Der Preis: Kopflastigkeit
Jetzt das Aber: Das Kameramodul ist riesig. Und schwer. Das Telefon ist deutlich kopflastig — hält man es in einer Hand, zieht es nach vorne. Das ist der Preis für die Hardware, die hier verbaut ist, und es ist ein fairer Trade-off. Aber man merkt es, vor allem beim einhändigen Tippen oder beim Lesen im Bett.
Für jemanden, der viel fotografiert und das Telefon ohnehin meist mit beiden Händen hält, ist das kein Problem. Wer ein leichtes, ausbalanciertes Gerät sucht, sollte das X300 Ultra vorher in die Hand nehmen.
Android & Software: Positive Überraschung
Ein weiterer Punkt, der mich positiv überrascht hat: die Android-Version. Vivo setzt auf FunTouch OS, und das hat in den letzten Versionen massiv dazugelernt. Kein überladenes Bloatware-Erlebnis, keine fragwürdigen China-Apps, die man nicht deinstallieren kann — die Oberfläche ist clean, schnell und angenehm zu bedienen.
Die Android-Sicherheitsupdates kamen bei meinem Gerät pünktlich, was für ein China-Handy nicht selbstverständlich ist.
Fazit nach fünf Tagen
Für ein China-Handy ist das Vivo X300 Ultra echt super. Die Kamera ist der klare Kaufgrund, die Software-Erfahrung ist besser als erwartet, und die Kopflastigkeit ist der einzige echte Kritikpunkt — und der ist der Hardware geschuldet, die die Fotos erst möglich macht.
Wer ein Kamera-Flaggschiff sucht und mit dem Gewicht leben kann: klare Empfehlung.
Lohnt sich das Vivo X300 Ultra für den Alltag?+
Wenn dich die Kamera-Qualität interessiert: ja, absolut. Die Fotos sind auf einem Niveau, das man von einem China-Handy so nicht unbedingt erwartet. Der Preis dafür ist die Kopflastigkeit — das dicke Kameramodul macht das Gerät deutlich oben-schwer. Wer viel einhändig tippt, wird das merken. Für alle anderen: starkes Gerät.

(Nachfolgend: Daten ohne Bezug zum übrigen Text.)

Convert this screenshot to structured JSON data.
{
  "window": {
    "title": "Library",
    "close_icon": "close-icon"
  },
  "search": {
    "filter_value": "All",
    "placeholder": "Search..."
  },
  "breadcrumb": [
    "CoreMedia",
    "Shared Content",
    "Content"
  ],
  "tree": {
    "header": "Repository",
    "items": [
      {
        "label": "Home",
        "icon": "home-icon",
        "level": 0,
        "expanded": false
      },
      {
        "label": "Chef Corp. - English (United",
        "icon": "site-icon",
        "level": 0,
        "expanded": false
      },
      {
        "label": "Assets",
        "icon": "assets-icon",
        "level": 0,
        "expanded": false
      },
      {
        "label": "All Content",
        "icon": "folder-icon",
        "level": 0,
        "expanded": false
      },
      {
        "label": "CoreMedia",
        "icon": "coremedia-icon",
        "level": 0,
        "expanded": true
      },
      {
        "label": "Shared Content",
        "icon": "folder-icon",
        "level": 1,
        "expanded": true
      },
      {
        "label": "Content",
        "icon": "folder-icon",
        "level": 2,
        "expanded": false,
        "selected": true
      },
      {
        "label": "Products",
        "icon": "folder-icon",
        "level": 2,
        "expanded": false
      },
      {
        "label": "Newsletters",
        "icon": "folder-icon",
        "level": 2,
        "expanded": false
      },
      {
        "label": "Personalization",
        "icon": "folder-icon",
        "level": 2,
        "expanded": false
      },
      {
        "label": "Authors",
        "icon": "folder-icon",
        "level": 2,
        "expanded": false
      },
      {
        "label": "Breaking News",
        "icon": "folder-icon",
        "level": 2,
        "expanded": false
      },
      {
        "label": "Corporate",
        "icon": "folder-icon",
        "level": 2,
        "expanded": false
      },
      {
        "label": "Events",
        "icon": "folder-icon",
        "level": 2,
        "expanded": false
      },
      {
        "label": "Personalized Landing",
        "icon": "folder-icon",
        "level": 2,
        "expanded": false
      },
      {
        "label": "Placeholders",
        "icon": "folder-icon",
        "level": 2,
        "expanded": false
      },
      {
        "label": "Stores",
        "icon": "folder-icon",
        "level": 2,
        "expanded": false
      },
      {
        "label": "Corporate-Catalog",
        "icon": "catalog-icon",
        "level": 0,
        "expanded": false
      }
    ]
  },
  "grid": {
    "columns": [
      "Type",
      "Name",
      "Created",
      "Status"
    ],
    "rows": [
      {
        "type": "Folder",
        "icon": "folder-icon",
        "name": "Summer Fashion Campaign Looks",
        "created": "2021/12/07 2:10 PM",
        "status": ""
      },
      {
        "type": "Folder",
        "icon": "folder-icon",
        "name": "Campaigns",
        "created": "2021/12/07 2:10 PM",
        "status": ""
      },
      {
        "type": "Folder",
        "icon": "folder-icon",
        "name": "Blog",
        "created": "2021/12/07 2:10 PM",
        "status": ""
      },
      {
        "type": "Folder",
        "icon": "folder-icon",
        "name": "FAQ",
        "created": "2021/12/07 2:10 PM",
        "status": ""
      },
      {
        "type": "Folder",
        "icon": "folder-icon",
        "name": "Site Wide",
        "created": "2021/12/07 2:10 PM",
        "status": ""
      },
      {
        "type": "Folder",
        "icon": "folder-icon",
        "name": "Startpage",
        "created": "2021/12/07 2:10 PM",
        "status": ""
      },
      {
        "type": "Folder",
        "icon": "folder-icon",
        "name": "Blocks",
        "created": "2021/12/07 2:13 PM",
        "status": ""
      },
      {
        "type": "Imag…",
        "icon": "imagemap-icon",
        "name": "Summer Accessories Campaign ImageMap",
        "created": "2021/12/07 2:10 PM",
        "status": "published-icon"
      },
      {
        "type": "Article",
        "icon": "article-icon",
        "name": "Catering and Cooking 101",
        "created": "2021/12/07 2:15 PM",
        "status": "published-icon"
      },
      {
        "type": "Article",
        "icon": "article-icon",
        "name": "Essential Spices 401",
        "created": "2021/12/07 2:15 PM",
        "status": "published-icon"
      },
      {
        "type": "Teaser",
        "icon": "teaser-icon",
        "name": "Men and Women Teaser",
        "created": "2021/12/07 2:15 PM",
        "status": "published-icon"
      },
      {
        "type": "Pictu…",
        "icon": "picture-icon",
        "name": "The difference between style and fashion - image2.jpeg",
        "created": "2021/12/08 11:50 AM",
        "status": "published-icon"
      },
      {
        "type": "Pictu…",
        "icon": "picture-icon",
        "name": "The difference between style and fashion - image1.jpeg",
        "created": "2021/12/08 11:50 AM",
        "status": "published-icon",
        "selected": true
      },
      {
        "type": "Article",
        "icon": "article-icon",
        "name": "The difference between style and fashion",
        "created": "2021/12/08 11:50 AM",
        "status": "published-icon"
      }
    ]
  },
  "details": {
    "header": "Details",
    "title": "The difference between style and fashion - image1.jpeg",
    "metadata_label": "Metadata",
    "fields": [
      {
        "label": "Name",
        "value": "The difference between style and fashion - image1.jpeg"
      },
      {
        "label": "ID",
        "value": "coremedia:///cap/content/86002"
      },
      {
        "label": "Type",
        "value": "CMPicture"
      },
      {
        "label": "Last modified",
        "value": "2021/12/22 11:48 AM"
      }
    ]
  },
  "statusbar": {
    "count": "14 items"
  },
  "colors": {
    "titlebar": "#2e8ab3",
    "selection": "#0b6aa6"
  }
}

Wie gut ist die Android-Version?+
Überraschend gut. Kein aufgeblasenes Bloatware-Erlebnis, die Oberfläche ist aufgeräumt und reaktionsschnell. FunTouch OS (Vivos Android-Derivat) hat in den letzten Jahren massiv dazugelernt — es fühlt sich nicht mehr wie eine billige China-UI an.